Lecturer Irene Hwang, assistant chair of Taubman College’s architecture program, recently received two awards from the University of Michigan to support her research and teaching, as well as a mentorship program aimed at increasing the diversity of voices and perspectives in the study and practice architecture.
Hwang, along with Faculty Allies McLain Clutter and Claire Zimmerman, received a Faculty Allies Diversity Grant from U-M’s Rackham School of Graduate Studies. The grant will support the Equity in Architectural Education Consortium’s (EAEC) Stacked Mentorship Program by institutionalizing the connections and knowledge shared during the Under Consideration speaker series, which launched during the 2020–2021 academic year.
The popular series, shared with current students and faculty at Taubman College plus the EAEC partner cohorts, highlights featured speakers’ professional development, as well as their equity work in the built environment across topics such as housing inequity, environmental justice, sustainable communities, and equitable development.

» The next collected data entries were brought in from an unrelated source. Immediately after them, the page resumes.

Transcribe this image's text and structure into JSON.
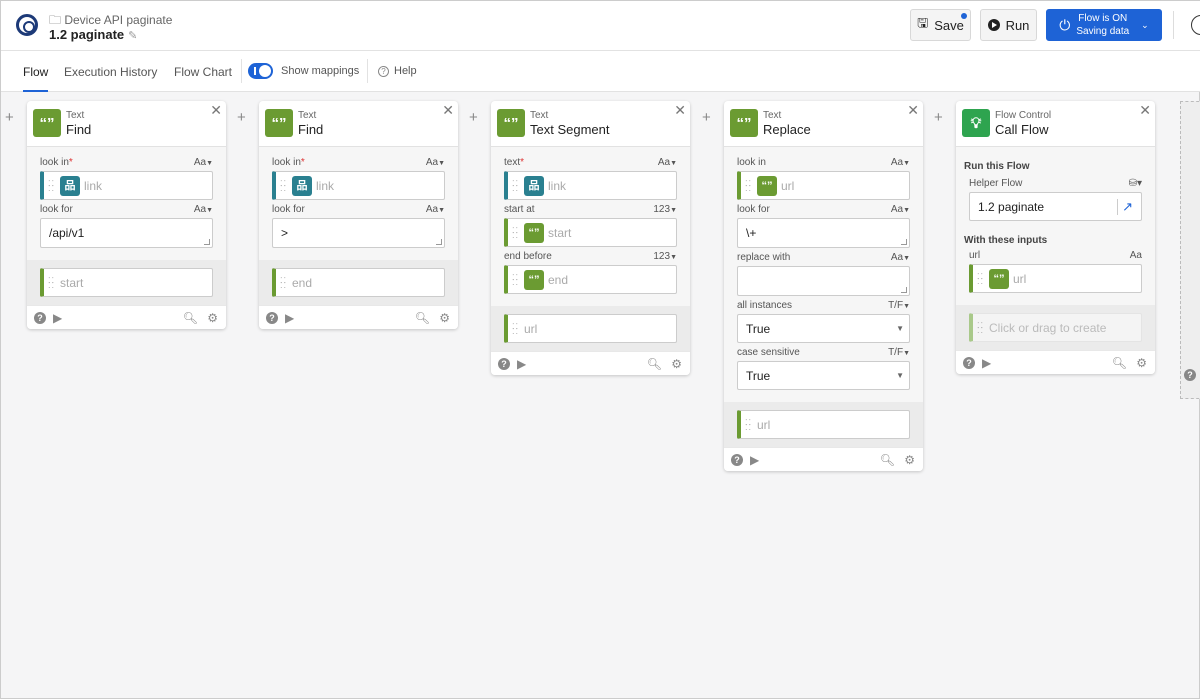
{
  "header": {
    "folder": "Device API paginate",
    "flow_name": "1.2 paginate",
    "save": "Save",
    "run": "Run",
    "flow_on_line1": "Flow is ON",
    "flow_on_line2": "Saving data"
  },
  "tabs": {
    "flow": "Flow",
    "history": "Execution History",
    "chart": "Flow Chart",
    "mappings": "Show mappings",
    "help": "Help",
    "mappings_on": true
  },
  "colors": {
    "accent": "#1e63d6",
    "text_green": "#6b9b32",
    "flow_green": "#2ea44f",
    "ref_teal": "#2a8090"
  },
  "cards": [
    {
      "category": "Text",
      "name": "Find",
      "icon": "quote-icon",
      "inputs": [
        {
          "label": "look in",
          "required": true,
          "type": "Aa",
          "kind": "ref",
          "pill": "link",
          "value": "link"
        },
        {
          "label": "look for",
          "type": "Aa",
          "kind": "textarea",
          "value": "/api/v1"
        }
      ],
      "output": "start"
    },
    {
      "category": "Text",
      "name": "Find",
      "icon": "quote-icon",
      "inputs": [
        {
          "label": "look in",
          "required": true,
          "type": "Aa",
          "kind": "ref",
          "pill": "link",
          "value": "link"
        },
        {
          "label": "look for",
          "type": "Aa",
          "kind": "textarea",
          "value": ">"
        }
      ],
      "output": "end"
    },
    {
      "category": "Text",
      "name": "Text Segment",
      "icon": "quote-icon",
      "inputs": [
        {
          "label": "text",
          "required": true,
          "type": "Aa",
          "kind": "ref",
          "pill": "link",
          "value": "link"
        },
        {
          "label": "start at",
          "type": "123",
          "kind": "ref",
          "pill": "quote",
          "value": "start"
        },
        {
          "label": "end before",
          "type": "123",
          "kind": "ref",
          "pill": "quote",
          "value": "end"
        }
      ],
      "output": "url"
    },
    {
      "category": "Text",
      "name": "Replace",
      "icon": "quote-icon",
      "inputs": [
        {
          "label": "look in",
          "type": "Aa",
          "kind": "ref",
          "pill": "quote",
          "value": "url"
        },
        {
          "label": "look for",
          "type": "Aa",
          "kind": "textarea",
          "value": "\\+"
        },
        {
          "label": "replace with",
          "type": "Aa",
          "kind": "textarea",
          "value": ""
        },
        {
          "label": "all instances",
          "type": "T/F",
          "kind": "select",
          "value": "True"
        },
        {
          "label": "case sensitive",
          "type": "T/F",
          "kind": "select",
          "value": "True"
        }
      ],
      "output": "url"
    }
  ],
  "call_flow": {
    "category": "Flow Control",
    "name": "Call Flow",
    "run_title": "Run this Flow",
    "helper_label": "Helper Flow",
    "helper_value": "1.2 paginate",
    "inputs_title": "With these inputs",
    "input_label": "url",
    "input_type": "Aa",
    "input_value": "url",
    "output_placeholder": "Click or drag to create"
  }
}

A major thread throughout the Under Consideration series is that mentorship, role models, and a support community are crucial to the development of the speakers’ careers and work in tackling large-scale societal issues in the built environment.
In May 2018, Taubman College convened students, faculty, and staff from the college and seven minority-serving institutions for a conversation that became a shared goal of diversifying architectural education across the country. Through a collaborative approach, the ECAC worked to leverage various resources and forms of capital to collectively reduce inequities and disparities for current students of color and other underrepresented minorities in graduate and professional architecture programs, and ultimately impact the fields and disciplines where students will take up careers. The EAEC’s founding partners are architecture schools, departments, and programs at Florida A&M University, Florida International University, Hampton University, Howard University, Morgan State University, Tuskegee University, the University of Michigan, and the University of Oklahoma.

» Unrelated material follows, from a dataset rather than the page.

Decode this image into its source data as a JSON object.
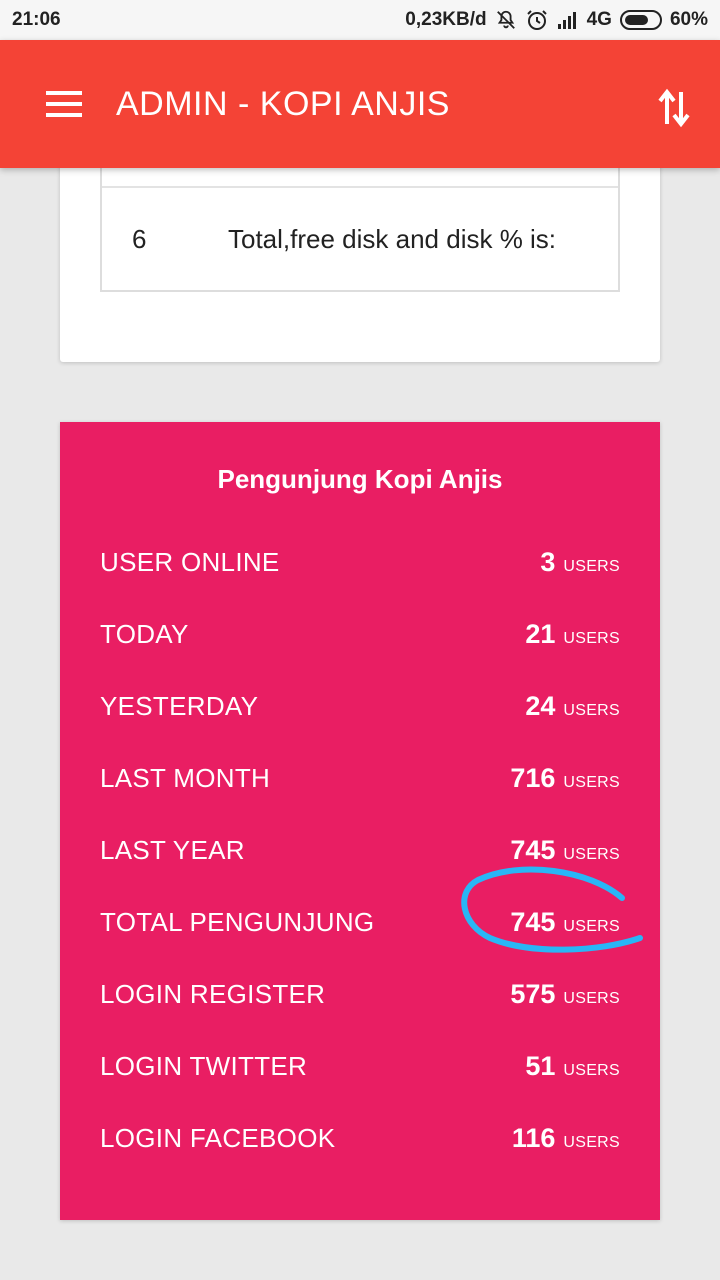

“Within our walls, we are able to cultivate teaching and learning through an equity lens,” said Hwang. “However, once students begin their internships and externships, they enter early professional experiences that reinforce the homogenous, privileged structures that we are working to dismantle. Lack of mentorship (and the support relationships and community it creates) is one of the main reasons why current students may find themselves leaving a field where they do not see themselves represented. The current partnership with the EAEC aims at addressing this gap through the creation of vertical and horizontal mentorship structures at scale, to form a meta-mentorship community.”
In addition, Hwang is one of eight U-M faculty who received 2021 summer fellowships at the Institute for the Humanities. Fellowship recipients represent diverse disciplines within the humanities and span several colleges and schools across the university, forming an intellectual community while pursuing original research and participating in regular, cross-disciplinary fellows’ seminars.
Hwang’s research project,“Pivotal Constructions of Unseen Events: How Architecture Shaped American History, 1871–2020,”considers architecture as historical event rather than historical artifact. In this way, the building of architectural origin can be considered an act, one whose historical significance is not solely as a diagnostic clue to history (artifact), but rather as acts that transform and shape history (event).
Hwang rejoined Taubman College’s faculty in 2018 after previously serving as the Willard A. Oberdick Fellow from 2010 to 2011. She is the author of the forthcoming book Get Practiced: Turn Your Architectural Education into a Career (Routledge, 2021).